Until the mid-1980s, the majority of economics papers were theoretical; the remainder relied mainly on government statistics or surveys. With the rise of the big data revolution, a number of pioneers in economics have tried to gauge academia’s understanding of this rapid change.

Hal Varian was a professor at University of California Berkeley and is now the Chief Economist at Google. He has published many works at the intersection of traditional economic research and information technology. With his substantial influence in the economic academia, his work has gauged many economists’ understanding about new data and tools that can be used to manipulate and analyze data. His standard advice to graduate students these days is “go to the computer science department and take a class in machine learning.”

Other pioneers are Jonathan Levin and Liran Einav, both professors at Stanford University. They have seen extensive collaboration between computer science and statistics professions in recent years, while the collaboration between computer scientists and economists is much less common. Levin and Einav argue that the profession could harvest considerable gains from trade with other disciplines.

Two recent research projects that have taken advantage of new data sets and have yielded fruitful results are also worth mentioning. The first is the scraped price data project hosted by Alberto Cavallo at Massachusetts Institute of Technology (MIT). His group uses programs to automate the process of extracting price data from the Web. In the U.S., the scraped data can closely replicate the government’s consumer price index (CPI) statistics. The advantage is two-fold. The data have higher frequency, real-time availability, and more details. In addition, in countries where government may be suspected of manipulating public statistics, the data become a validation device.

Another interesting research project is by Varian & Choi (2011). They used Google query data (Google Trend) to forecast economic indicators, including unemployment claims, auto sales, consumer confidence, and more. They showed that search engine queries have predictive power in situations where consumers plan their purchases in advance.

I believe the previous two examples just mark the beginning of a new chapter of inquiry, where new private sector statistics take on more momentum in economics research. More and more companies now offer data products that were not available before. For example, ADP, a company that sells human resource management systems, now publishes monthly employment statistics. MasterCard also offers retail sales data products based on credit card transactions. Their data releases are earlier than government or traditional sources.
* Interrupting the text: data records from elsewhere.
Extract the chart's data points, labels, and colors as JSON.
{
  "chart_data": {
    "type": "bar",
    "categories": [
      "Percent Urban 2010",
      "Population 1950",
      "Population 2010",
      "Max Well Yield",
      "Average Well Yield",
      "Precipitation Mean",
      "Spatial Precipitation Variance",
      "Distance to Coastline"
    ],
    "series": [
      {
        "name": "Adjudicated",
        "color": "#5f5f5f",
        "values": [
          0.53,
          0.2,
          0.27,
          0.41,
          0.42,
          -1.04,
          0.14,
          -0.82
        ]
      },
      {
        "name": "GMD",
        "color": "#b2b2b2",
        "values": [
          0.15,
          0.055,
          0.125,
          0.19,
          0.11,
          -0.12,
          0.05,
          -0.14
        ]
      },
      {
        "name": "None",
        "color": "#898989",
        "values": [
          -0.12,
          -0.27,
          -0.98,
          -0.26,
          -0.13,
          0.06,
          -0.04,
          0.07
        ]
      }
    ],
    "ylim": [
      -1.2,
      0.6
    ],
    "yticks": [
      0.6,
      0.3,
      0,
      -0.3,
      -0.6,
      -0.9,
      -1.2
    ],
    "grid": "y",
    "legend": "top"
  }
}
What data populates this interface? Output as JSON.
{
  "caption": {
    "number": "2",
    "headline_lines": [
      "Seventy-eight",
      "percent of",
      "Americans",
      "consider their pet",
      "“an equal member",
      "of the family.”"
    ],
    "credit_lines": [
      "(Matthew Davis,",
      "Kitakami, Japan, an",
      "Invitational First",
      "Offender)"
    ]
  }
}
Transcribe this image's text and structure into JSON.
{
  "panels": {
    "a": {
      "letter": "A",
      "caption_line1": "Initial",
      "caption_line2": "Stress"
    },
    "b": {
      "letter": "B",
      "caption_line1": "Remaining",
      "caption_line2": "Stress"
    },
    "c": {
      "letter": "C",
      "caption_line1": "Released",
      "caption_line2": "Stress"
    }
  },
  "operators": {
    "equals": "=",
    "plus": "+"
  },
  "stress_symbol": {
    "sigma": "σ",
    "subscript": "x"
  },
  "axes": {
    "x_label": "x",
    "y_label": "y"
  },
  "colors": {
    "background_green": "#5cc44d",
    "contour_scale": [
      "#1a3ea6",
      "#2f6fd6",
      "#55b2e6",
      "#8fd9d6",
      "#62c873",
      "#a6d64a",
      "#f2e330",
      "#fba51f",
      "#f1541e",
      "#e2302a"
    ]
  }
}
One common feature is that more data are available in real time. In contrast, traditional government data are released with a lag of months or even years and hence are inherently retrospective. In some cases, they may not be an ideal candidate for immediate forecasts, and Internet data may provide considerable value to guide policy or business actions. As data are growing exponentially, the challenge lies in extracting useful information from such a large amount of data. In the future, I look forward to seeing researchers collaborate across disciplines and producing fruitful research by exploiting the new opportunities in the digital age.